В последние десятилетия в двух местах Центрального Китая – сначала в Мавандуе, а затем в Годяне – были обнаружены древние списки «Дао-Дэ цзина», местами существенно отличающиеся от традиционной версии. Данные этих находок были учтены в предлагаемом здесь переводе.
В современной семиологии после Р. Барта принято противопоставлять произведение и текст. Мы можем сказать, что в «Дао-Дэ цзине» модус текста решительно преобладает над модусом произведения. Обостренный интерес древних китайских переписчиков к числу знаков в этой книге и в ее отдельных частях (в мавандуйских списках численность иероглифов в каждой части обозначена особо) красноречиво об этом свидетельствует. Текст и есть не что иное, как пространство рассеивания смысла, его растворения в пустотной цельности бытия. Не существует «доктрины Лао-цзы». Книга «темного» мудреца выражает не тот или иной предметный смысл, а чистый жизненный порыв, пульсацию живого тела бытия, случайность, превосходящую всякое правило.
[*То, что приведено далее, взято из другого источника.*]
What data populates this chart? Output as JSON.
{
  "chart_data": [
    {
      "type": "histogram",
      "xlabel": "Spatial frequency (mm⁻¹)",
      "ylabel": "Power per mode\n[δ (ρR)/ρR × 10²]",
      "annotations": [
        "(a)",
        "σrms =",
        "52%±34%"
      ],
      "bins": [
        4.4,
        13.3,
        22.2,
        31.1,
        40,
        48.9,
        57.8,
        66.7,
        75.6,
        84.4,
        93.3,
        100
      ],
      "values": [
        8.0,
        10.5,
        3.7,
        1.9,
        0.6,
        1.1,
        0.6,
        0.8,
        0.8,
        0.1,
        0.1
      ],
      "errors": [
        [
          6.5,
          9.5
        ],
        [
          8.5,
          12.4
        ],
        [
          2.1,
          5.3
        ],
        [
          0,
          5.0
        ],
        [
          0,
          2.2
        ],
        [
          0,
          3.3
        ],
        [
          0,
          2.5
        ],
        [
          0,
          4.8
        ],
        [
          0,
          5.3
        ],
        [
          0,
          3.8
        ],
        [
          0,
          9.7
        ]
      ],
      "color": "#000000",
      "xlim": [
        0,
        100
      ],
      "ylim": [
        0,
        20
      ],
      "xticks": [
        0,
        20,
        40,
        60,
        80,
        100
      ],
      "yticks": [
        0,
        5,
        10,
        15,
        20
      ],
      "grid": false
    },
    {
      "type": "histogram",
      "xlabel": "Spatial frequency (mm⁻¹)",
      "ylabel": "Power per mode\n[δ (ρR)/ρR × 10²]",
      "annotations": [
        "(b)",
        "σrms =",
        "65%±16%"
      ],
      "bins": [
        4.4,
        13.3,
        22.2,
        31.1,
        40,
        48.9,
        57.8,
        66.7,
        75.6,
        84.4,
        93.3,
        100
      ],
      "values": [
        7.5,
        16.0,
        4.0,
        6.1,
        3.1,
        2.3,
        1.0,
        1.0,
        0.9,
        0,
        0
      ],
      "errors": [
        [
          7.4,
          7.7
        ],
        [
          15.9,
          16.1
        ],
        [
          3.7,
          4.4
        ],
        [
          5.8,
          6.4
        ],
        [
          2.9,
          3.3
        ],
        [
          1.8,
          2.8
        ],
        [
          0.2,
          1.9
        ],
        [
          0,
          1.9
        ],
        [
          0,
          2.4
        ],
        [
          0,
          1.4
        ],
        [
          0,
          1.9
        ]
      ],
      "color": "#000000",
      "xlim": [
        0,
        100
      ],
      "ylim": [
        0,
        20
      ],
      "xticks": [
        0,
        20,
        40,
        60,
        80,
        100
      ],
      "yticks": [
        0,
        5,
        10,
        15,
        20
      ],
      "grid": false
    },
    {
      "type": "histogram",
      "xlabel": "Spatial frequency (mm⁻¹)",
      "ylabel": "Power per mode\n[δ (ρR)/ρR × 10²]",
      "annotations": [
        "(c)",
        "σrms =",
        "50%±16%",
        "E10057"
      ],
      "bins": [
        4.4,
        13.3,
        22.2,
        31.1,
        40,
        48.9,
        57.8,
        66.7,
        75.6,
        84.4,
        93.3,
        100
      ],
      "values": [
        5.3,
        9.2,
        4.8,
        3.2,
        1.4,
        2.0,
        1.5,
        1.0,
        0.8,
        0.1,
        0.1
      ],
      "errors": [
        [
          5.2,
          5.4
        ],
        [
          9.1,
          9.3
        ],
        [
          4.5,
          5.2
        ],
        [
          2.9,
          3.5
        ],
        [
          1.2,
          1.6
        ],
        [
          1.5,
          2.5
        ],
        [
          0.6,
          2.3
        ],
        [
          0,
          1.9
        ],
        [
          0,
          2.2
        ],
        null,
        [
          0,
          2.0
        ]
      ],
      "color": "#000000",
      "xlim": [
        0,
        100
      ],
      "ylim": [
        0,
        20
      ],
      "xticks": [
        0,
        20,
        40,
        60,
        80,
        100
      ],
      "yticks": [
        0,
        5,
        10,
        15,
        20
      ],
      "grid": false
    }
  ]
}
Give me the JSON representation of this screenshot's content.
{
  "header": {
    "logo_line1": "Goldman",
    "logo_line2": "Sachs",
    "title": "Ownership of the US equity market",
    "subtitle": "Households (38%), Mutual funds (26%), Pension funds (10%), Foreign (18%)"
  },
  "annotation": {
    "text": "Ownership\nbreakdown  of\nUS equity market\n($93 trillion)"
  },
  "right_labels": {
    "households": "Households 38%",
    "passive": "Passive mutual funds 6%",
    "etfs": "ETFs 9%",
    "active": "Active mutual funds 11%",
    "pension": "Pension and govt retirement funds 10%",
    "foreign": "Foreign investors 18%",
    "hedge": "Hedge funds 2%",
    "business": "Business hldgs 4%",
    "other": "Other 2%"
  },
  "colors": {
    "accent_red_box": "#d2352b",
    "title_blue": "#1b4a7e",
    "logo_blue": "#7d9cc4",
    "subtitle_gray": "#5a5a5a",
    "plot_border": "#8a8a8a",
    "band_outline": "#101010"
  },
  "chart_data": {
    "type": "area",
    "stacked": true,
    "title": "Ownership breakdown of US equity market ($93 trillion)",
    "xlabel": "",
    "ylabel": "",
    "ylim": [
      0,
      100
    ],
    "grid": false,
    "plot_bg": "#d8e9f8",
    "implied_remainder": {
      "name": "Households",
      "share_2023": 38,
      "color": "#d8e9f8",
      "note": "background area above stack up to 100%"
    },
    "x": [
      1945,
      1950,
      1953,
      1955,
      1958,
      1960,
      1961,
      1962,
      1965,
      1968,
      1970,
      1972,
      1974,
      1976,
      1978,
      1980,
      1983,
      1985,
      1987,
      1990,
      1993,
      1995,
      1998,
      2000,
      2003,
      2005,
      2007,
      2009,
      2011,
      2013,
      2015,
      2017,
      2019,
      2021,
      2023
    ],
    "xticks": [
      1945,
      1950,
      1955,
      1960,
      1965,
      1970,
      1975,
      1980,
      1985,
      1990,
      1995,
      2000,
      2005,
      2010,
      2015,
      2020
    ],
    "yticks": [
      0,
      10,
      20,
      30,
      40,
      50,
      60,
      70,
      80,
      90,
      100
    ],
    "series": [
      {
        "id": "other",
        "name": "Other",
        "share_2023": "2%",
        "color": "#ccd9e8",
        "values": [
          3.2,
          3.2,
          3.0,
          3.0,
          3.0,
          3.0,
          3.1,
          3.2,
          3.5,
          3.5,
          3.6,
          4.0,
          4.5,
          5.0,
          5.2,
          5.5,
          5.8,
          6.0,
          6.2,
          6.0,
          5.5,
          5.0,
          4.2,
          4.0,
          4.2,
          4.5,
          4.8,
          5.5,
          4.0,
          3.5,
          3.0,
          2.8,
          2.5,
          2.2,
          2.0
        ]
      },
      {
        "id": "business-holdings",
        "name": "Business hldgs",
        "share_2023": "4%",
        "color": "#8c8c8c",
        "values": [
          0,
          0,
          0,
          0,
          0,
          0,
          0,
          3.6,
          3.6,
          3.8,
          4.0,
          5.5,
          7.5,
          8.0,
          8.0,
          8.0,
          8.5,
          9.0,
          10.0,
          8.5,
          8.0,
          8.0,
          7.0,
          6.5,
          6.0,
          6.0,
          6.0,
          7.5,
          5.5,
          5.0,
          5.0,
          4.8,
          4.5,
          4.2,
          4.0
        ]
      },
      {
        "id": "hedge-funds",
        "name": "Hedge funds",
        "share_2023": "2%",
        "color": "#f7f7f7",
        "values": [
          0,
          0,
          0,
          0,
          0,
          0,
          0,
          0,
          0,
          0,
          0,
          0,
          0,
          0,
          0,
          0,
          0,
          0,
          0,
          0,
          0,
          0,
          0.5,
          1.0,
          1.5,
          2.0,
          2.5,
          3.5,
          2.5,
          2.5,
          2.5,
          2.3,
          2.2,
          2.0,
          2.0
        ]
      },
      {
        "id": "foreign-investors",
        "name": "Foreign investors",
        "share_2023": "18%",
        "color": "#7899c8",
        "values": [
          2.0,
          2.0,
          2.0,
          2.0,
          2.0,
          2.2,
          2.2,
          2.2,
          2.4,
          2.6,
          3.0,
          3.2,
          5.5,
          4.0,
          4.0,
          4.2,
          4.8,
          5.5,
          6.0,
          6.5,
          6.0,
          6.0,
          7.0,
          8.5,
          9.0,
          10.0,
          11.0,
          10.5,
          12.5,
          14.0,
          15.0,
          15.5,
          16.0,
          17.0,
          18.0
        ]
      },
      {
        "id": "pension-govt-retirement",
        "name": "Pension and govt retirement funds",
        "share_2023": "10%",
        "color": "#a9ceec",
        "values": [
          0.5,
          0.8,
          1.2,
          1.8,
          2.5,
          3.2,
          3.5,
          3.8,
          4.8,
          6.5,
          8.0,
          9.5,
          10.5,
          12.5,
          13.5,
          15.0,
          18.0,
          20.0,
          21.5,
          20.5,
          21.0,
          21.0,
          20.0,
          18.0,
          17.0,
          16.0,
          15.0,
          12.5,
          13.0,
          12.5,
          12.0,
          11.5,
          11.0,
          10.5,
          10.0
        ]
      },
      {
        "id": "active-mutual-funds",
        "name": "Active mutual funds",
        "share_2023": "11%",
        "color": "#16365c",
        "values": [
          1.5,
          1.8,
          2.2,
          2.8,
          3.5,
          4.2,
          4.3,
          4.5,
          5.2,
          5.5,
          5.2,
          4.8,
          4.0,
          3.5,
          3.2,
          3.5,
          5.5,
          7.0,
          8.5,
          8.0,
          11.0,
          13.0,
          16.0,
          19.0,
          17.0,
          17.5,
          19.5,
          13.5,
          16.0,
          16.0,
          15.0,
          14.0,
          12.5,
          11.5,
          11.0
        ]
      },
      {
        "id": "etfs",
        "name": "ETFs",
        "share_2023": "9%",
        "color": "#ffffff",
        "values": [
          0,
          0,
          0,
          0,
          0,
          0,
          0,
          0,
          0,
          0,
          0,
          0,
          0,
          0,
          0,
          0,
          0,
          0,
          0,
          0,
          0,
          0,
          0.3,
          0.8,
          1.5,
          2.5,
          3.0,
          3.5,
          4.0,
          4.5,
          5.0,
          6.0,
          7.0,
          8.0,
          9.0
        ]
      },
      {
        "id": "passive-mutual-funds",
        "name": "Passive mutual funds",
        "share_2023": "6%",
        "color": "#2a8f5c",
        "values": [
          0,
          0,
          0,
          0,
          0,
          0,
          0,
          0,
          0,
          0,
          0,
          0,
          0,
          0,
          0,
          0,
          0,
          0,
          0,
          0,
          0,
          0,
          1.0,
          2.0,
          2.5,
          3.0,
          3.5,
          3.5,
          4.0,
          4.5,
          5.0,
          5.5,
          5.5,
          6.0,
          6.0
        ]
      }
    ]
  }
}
Удивительное свойство «Дао-Дэ цзина» состоит в том, что его текст обнажает производность произведения. Возможно, именно поэтому наследие Лао-цзы долгое время не было вовлечено в доктринальные споры. В даосской же традиции этот примат текстового начала породил одну важную особенность культурного бытования главного даосского памятника: его полагалось читать громко, нараспев и по возможности непрерывно – и наяву, и даже во сне. А все потому, что в тексте канона воплотилось реальное жизни, всегда отсутствующее в мысли. Непрерывное чтение «Дао-Дэ цзина» позволяло как бы телесно усвоить его текст, делало канон нормативной инстанцией опыта переживания и, можно сказать, животворения жизни. Один из ранних даосских текстов обещает, что тот, кто прочитает «канон пяти тысяч слов» десять тысяч раз, узрит воочию самого Лао-цзы.
Мистическое отношение даосов к своему канону напоминает о том, что перед нами не просто изложение тех или иных взглядов, что чтение «Дао-Дэ цзина» бесплодно, если оно не обнаруживает вдруг ненужность своих идей, не приводит к радикальному перевороту в самом способе восприятия мира, и притом такому, который освобождает нас от оков самоутверждающегося интеллекта и позволяет прозреть истину как бы по ту сторону нашего понимания и, значит, в непосредственной, простейшей данности жизни.
В таком случае выражение «загадка Лао-цзы», которое кажется на первый взгляд журналистским штампом, приобретает для нас глубокий и отчасти даже – страшно сказать! – юмористический смысл. Мудрость перемен, исповедуемая Лао-цзы (а вслед за ним и всей китайской традицией), требует признать реальностью самоотсутствие мысли, искать единство в акте умственного «рассеивания», в бесконечном богатстве разнообразия – принципиально непонятном. Для даосского патриарха мысль и бытие – одно, но Лао-цзы – мастер «темных речей», потому что у него не язык навязывает свой порядок бытию, а само бытие проступает сквозь язык.
Итак, истина Лао-цзы обосновывается актом превозмогания или, лучше сказать, претворения субъективности в полноту бытия. Это истина именно бытийствующая; она жива и деятельна тогда, когда не предъявлена умозрению. И сам образ «Лао-цзы» в китайской традиции есть только заместитель отсутствующей реальности, своеобразная антиикона, которая устанавливает различие в видимом сходстве, стирает самое себя, маскирует собственную маску. Не следует ли сказать в таком случае, что наследие Лао-цзы только и может жить как (ис)толкование, загадочные иносказания, умение говорить «наоборот» и с точки зрения общепринятых значений «невпопад»? Древние глоссы, определяющие смысл терминов по, казалось бы, случайному признаку омонимии, и в еще большей степени вновь открытые древние списки «Дао-Дэ цзина», где большая часть знаков записана по принципу того же фонетического заимствования, с особенной наглядностью свидетельствуют о присутствии в «темных» речах даосского патриарха неисповедимого «прародителя» всех значений, этого сокровенного истока бесконечной игры смысла. Опознание этой преобразовательной силы языка превращает текст в тайнопись и заклинание. Не случайно поэтому канон в Китае, как мы уже знаем, воспринимался как пред-словесный – или, если угодно, за-словесный – прообраз мироздания. Лао-цзы «наставляет без слов» не потому, что ему нечего сказать, а потому, что он способен, как гласит чань-буддийская сентенция, «все сказать, прежде чем откроет рот». Знаменитая начальная сентенция «Дао-Дэ цзина» служит тому наглядной иллюстрацией: объявляя все слова пустыми, она как бы возвращает мысль к истоку всего сказанного. Первая фраза канона оказывается, в сущности, и последней. Для даосского патриарха каждое слово – лишнее.